What do you all think about this?  What would the Beatles experience be like in today's music world?
Some try to tell me thoughts they cannot defend.

nimrod

Kevin

All You Need Is Love

oldbrownshoe

Without the 60s, the group's impact would have been dramatically less.
The Beatles needs the era far more than the era needed The Beatles.

The biggest group in world (.....and the biggest guitarist, the biggest singer-songwriter, and 2nd/3rd/4th biggest groups in the world) could only have emanated from the 60s.

Bingo Bongo

Quote from: Loco Mo on Feb 06, 2016, 04:27 PM
Like today - no one buys recordings any more because music is free on Spotify, Amazon, Pandora, Google, etc.

Aren't people buying Beiber, Taylor Swift, Beyonce or One Direction CD's????  ???
Beatles music gives me Eargasms

Moogmodule

There would seem to be little incentive for the Beatles or others to have worked on developing whole albums of quality material that worked as a consolidated purchase if fans were largely going to buy only the three or four best tracks.  So the incentive to develop LPs as their own art form would have been reduced.
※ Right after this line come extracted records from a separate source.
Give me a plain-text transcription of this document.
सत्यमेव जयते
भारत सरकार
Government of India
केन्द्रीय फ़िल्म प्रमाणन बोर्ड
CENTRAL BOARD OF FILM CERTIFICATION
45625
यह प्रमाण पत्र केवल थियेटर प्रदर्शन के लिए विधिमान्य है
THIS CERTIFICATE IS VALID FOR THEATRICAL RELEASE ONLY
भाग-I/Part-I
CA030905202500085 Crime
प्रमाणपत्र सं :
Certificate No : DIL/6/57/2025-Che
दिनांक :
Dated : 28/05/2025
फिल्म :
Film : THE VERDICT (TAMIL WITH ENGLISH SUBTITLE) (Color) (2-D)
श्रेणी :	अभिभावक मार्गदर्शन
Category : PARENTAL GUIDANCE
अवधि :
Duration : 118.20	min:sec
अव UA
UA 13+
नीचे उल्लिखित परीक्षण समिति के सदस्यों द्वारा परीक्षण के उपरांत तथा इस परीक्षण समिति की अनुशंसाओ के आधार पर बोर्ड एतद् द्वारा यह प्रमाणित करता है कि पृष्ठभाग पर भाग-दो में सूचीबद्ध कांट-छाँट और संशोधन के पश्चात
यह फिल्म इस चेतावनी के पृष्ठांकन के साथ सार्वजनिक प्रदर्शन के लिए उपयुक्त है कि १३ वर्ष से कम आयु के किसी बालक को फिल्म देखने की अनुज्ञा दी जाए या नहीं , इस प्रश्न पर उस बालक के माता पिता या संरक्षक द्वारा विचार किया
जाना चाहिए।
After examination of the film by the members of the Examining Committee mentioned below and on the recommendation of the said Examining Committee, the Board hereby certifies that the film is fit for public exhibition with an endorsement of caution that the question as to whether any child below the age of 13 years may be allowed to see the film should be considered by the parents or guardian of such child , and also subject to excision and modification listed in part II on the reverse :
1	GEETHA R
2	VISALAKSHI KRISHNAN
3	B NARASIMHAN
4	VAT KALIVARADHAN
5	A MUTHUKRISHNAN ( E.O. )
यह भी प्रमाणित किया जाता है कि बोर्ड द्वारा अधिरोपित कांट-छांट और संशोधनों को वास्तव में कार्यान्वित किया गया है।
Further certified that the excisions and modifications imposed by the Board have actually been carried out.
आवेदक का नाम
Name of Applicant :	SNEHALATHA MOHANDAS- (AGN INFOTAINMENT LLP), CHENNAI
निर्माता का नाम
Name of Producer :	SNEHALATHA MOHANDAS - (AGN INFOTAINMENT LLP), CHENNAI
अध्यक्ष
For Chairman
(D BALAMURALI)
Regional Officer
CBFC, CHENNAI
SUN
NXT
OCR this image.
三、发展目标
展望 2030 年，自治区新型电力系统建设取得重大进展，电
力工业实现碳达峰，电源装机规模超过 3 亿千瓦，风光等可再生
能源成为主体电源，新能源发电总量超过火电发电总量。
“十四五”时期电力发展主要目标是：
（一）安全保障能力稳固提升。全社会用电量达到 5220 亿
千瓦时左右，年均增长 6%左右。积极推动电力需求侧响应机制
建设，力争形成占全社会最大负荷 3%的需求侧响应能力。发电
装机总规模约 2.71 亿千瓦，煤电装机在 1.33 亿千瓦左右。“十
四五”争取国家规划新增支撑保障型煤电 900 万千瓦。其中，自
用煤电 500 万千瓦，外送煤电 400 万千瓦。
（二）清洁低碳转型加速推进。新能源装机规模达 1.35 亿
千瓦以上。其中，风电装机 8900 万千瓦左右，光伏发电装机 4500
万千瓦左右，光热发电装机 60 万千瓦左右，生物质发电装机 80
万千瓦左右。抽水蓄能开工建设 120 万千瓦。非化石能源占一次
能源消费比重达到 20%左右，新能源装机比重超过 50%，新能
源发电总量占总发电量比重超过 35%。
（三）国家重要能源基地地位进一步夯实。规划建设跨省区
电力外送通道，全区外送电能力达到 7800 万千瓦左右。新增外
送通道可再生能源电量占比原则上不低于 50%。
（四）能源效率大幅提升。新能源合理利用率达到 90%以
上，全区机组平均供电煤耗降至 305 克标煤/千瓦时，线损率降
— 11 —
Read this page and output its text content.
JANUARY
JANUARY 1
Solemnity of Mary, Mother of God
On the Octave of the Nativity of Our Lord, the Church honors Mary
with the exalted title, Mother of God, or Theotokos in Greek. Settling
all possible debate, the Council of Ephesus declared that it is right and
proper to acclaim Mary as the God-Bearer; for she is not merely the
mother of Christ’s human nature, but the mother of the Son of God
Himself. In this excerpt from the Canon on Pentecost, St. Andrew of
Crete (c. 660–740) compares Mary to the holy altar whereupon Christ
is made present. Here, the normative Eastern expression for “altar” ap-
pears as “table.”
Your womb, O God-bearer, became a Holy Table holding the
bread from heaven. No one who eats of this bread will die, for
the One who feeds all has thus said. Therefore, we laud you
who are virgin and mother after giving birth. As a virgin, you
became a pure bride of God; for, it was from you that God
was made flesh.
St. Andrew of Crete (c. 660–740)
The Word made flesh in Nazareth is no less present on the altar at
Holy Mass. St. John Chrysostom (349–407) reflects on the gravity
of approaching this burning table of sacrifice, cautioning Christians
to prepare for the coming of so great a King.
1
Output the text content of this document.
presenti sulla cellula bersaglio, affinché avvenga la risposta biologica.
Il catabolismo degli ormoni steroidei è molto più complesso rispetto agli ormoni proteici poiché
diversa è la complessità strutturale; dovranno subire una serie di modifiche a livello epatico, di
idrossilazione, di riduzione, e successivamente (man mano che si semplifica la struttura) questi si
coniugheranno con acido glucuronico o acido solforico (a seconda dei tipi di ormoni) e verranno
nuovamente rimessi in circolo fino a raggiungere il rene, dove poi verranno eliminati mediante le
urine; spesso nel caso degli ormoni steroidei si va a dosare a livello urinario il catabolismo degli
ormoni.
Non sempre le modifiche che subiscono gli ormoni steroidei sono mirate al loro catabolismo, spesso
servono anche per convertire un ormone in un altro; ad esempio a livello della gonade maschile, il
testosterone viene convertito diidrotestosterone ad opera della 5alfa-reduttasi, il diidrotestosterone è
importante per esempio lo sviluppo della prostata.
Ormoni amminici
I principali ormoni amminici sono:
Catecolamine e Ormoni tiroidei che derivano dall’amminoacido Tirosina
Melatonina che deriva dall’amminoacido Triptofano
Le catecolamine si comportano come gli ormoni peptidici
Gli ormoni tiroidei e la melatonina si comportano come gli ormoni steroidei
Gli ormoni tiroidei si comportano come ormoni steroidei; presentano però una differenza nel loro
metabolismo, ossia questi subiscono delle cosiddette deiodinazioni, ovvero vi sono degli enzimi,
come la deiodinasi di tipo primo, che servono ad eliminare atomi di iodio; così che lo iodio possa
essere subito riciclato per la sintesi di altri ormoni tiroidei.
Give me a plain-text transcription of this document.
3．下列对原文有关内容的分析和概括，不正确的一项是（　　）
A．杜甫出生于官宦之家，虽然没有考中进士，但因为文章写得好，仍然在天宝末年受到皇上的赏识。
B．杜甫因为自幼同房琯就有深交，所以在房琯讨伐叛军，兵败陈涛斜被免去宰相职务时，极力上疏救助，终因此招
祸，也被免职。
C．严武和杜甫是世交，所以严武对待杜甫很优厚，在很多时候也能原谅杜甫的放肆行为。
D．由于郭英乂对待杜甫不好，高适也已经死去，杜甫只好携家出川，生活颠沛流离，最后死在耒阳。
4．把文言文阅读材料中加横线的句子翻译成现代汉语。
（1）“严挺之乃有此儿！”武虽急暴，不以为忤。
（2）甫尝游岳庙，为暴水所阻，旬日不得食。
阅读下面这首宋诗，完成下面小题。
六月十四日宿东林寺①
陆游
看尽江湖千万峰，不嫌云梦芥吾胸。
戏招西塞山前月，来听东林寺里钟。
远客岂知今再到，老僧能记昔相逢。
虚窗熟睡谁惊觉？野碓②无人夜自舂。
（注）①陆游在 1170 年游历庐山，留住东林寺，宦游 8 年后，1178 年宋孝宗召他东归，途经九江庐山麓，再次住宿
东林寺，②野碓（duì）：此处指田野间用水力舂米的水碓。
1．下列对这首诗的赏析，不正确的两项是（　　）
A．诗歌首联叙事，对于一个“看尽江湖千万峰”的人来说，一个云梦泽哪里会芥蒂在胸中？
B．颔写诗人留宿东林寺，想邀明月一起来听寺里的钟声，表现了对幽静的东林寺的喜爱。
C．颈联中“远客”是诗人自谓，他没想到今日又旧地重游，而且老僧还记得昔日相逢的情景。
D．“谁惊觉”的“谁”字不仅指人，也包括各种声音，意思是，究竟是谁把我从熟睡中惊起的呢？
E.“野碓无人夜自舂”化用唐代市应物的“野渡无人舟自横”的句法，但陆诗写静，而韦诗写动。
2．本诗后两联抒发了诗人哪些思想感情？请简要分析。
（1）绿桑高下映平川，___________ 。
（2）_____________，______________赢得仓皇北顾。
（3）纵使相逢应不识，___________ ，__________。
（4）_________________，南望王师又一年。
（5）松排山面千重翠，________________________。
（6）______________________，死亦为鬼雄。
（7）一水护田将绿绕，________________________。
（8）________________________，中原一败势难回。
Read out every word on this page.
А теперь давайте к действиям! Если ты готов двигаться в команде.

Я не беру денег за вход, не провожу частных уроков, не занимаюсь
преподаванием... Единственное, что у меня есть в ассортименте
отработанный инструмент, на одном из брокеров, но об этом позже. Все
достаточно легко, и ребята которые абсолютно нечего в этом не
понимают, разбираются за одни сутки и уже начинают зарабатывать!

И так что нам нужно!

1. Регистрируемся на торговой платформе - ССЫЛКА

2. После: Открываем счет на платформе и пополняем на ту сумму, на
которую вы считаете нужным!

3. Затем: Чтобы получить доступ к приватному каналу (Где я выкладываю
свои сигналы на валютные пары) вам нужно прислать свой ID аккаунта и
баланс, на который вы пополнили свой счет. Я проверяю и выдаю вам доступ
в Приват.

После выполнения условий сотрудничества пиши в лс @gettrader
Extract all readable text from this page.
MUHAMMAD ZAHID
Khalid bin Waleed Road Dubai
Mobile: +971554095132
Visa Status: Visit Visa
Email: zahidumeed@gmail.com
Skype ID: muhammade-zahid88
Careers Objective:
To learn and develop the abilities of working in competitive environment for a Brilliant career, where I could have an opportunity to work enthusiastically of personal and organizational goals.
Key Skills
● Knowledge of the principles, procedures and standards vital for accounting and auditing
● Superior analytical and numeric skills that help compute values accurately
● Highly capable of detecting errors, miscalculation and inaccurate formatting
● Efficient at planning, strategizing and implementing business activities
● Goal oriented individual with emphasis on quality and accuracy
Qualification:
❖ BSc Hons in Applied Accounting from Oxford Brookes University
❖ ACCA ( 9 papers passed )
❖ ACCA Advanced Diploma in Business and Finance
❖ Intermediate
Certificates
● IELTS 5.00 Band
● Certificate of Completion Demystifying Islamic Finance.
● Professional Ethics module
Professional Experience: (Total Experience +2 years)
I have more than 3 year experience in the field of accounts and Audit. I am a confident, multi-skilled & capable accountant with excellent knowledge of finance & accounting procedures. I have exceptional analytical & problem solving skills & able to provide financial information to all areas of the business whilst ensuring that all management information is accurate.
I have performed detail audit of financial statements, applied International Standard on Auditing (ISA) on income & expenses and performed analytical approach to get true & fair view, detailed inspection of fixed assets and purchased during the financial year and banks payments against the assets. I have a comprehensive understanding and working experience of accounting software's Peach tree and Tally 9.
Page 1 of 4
Obviously acts still release LPs /CDs today but I wonder if that's just a hangover from the culture of the album that developed in the 60s. If today's streaming and MP3 purchasing systems had been available back in the 60s the whole concept of LPs might have been dead in the water.

Moogmodule

Quote from: Loco Mo on Feb 06, 2016, 04:27 PM


I bet that John would not have made his early solo albums under today's conditions.  George probably wouldn't have made his electronic album either.